Mathis est souvent seul dans la maison. Il a des devoirs à faire mais le champ des possibles autour de lui. Et si pour une fois, il sortait?
4e de couverture
Mathis vit au cœur d’une mystérieuse forêt avec ses parents ; Ceux-ci s’étant absentés pour aller travailler, il reste à la maison faire ses devoirs. Comme chaque matin, il s’applique à nettoyer la cage des lucioles quand tout à coup, par maladresse, il les laisse s’échapper ! La colère l’envahit.

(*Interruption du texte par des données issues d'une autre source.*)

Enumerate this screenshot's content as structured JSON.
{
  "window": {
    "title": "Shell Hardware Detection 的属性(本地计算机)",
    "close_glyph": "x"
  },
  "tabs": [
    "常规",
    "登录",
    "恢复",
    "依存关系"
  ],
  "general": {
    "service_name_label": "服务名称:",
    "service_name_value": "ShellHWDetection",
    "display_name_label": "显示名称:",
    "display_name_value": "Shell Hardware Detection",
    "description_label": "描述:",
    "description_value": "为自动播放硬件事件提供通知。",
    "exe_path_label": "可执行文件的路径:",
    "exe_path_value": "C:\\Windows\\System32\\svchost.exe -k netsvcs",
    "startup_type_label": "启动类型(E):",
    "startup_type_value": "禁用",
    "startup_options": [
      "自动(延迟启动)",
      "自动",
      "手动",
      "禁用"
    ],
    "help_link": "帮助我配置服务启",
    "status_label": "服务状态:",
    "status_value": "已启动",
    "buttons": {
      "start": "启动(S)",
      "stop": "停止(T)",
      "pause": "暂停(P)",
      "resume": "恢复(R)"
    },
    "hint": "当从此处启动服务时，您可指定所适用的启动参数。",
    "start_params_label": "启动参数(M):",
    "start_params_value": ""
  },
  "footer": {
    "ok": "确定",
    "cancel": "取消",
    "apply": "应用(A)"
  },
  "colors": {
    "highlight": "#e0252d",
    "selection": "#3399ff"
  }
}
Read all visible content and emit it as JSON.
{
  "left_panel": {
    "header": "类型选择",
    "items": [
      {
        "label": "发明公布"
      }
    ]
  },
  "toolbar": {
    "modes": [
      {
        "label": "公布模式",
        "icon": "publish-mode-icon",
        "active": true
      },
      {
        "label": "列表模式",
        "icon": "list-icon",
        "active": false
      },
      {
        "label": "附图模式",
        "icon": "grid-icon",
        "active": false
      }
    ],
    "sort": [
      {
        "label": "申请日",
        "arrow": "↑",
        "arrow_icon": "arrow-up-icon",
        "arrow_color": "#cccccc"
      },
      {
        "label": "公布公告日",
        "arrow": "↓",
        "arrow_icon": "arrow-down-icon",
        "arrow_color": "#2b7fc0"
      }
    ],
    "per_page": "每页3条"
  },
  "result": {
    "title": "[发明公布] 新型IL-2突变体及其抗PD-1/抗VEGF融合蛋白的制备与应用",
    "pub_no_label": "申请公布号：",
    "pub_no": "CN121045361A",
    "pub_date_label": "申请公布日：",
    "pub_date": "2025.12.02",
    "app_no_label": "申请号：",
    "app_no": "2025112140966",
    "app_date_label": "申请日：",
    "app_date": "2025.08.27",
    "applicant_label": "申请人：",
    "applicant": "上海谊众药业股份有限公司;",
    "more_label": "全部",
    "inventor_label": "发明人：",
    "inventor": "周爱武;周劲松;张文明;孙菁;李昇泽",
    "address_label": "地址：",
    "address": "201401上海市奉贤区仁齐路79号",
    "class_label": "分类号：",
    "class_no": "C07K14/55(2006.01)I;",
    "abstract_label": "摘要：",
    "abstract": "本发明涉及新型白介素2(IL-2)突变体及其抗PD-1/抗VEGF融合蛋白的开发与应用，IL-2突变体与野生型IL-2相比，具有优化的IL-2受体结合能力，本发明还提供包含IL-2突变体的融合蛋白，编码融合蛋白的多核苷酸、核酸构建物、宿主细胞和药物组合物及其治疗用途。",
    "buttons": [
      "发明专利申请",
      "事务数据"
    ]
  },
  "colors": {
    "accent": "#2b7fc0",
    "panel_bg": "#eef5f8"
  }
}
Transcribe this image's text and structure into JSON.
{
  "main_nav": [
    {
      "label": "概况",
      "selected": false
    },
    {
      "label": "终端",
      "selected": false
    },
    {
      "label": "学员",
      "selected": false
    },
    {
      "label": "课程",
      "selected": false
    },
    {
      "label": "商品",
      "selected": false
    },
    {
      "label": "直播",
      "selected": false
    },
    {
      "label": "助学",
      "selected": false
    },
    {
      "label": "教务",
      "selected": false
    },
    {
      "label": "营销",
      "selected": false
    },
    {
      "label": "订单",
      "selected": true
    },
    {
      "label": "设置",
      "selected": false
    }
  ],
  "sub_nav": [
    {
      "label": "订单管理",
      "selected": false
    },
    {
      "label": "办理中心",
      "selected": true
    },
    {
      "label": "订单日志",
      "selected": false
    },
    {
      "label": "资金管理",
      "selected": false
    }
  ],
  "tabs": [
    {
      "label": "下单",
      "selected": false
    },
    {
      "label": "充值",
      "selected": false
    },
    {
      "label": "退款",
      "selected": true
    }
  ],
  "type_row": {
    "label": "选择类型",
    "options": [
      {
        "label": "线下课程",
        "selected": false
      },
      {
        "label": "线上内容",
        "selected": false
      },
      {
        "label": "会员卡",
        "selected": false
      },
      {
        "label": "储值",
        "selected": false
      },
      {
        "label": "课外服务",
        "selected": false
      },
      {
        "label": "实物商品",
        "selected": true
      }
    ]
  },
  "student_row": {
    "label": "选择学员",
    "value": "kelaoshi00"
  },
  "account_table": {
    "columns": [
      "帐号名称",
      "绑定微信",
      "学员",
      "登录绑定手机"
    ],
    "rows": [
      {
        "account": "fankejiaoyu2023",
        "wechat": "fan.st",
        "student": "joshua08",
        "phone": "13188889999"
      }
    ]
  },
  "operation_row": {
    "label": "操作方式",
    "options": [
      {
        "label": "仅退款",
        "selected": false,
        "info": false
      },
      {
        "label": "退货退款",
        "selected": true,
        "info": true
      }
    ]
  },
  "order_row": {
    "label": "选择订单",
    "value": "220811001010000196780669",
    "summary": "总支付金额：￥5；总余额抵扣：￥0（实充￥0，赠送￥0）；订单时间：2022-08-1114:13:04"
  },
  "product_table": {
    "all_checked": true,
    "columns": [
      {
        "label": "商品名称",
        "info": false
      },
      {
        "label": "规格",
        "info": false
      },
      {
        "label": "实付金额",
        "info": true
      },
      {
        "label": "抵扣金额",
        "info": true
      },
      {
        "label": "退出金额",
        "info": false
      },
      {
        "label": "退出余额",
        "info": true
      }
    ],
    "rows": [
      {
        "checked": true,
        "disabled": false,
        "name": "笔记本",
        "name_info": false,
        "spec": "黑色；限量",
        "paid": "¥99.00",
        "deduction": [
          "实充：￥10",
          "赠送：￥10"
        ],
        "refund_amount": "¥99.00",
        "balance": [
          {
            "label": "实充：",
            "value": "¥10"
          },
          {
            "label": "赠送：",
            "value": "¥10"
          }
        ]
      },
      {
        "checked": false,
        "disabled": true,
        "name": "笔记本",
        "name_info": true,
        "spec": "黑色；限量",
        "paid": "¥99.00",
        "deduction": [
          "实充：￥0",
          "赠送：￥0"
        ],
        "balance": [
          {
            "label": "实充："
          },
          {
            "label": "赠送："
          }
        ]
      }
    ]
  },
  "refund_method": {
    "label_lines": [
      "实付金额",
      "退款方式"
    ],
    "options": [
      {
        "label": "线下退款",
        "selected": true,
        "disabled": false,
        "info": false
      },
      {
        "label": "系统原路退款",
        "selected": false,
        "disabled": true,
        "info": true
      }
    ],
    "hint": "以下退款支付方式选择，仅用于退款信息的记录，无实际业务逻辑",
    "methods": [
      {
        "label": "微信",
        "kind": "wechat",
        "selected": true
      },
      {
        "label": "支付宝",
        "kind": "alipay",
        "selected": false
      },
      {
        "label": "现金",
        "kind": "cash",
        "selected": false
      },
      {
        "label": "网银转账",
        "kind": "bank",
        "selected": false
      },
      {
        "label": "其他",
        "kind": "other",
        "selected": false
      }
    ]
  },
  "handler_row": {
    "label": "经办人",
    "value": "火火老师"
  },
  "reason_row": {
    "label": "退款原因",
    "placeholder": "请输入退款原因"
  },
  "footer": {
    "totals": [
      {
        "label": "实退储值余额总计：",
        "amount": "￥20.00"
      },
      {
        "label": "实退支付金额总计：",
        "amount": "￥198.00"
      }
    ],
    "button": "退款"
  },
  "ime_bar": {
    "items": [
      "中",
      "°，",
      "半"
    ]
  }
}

Subitement, il se retrouve dédoublé. Deux Mathis sont désormais présents dans la même pièce ! Lequel est le vrai ? Comment sortir de ce pétrin ? Perdu dans la forêt des possibles, croisant des êtres sympathiques, et d’autres beaucoup moins… Mathis (1 ou 2 ? allez savoir…) va de mal en pis en se questionnant sur la réalité de son présent.
Dans cette fable onirique, Jiri Benovsky décrit la quête de l’identité chez l’enfant. En plus d’un récit d’aventure singulier, l’auteur distille d’authentiques concepts philosophiques. Il les met en scène de façon audacieuse dans un univers luxuriant et coloré, fourmillant de détails tapis dans les clair-obscur. Il souhaite ainsi les rendre accessibles au plus grand nombre.
À la fin, une postface revient sur les principaux thèmes philosophiques de cette belle histoire mais aussi sur les atouts et difficultés de l’IA.

Mon avis
Après « Initial_A » de Thierry Murat qui est français, c’est au tour de Jiri Benovsky, suisse de faire une bande dessinée avec une IA. Bien que de nombreuses personnes montent au créneau en disant que ce n’est pas bien. Ces deux ouvrages prouvent qu’avec un outil, on peut faire des choses bien différentes. Dans « Mathis et la forêt des possibles », nous voilà plongé dans un monde merveilleux avec des êtres étranges et fabuleux. Nous aurons un grand choix puisque le petit garçon enfreint les ordres de ces parents et découvrent un univers complexe et riche. Par le biais de lucioles, le voilà avec un double. Quelqu’un peut l’aider et cela lui demande de faire face à ces peurs. Le lecteur l’accompagne dans son périple.

L’aspect esthétique joue un grand rôle dans l’ouvrage. Surtout que le bédéaste fait déjà le choix de mettre des fonds de page noirs. Cela contribue grandement à l’aspect fantastique. Les visages sont grandement expressifs que cela soit du héros, la démone salamandre ou de l’araignée. C’est l’émerveillement assuré et qu’importe son âge. Au final tout redevient comme avant et on est ravi de cet happy end. Pour mieux comprendre les subtilités du scénario, le créatif nous donne des explications dans un dossier assez complet. Il partage son point de vue sur l’utilisation de l’IA via Mindjourney pour son ouvrage. Simplement, il aborde les problématiques comme quoi cela sera plus simple, le manque de créativité, la réduction de l’investissement, l’accessibilité à tous… Cette partie est d’une grande dimension car il répond à l’ensemble des inquiétudes des lecteurs d’hier. La bd de demain sera encore et toujours plus riche, audacieuse et controversée. Donc affaire à suivre.
Une bande dessinée jeunesse pleine de magie et de merveilleux. L’IA peut être aussi au service de la créativité.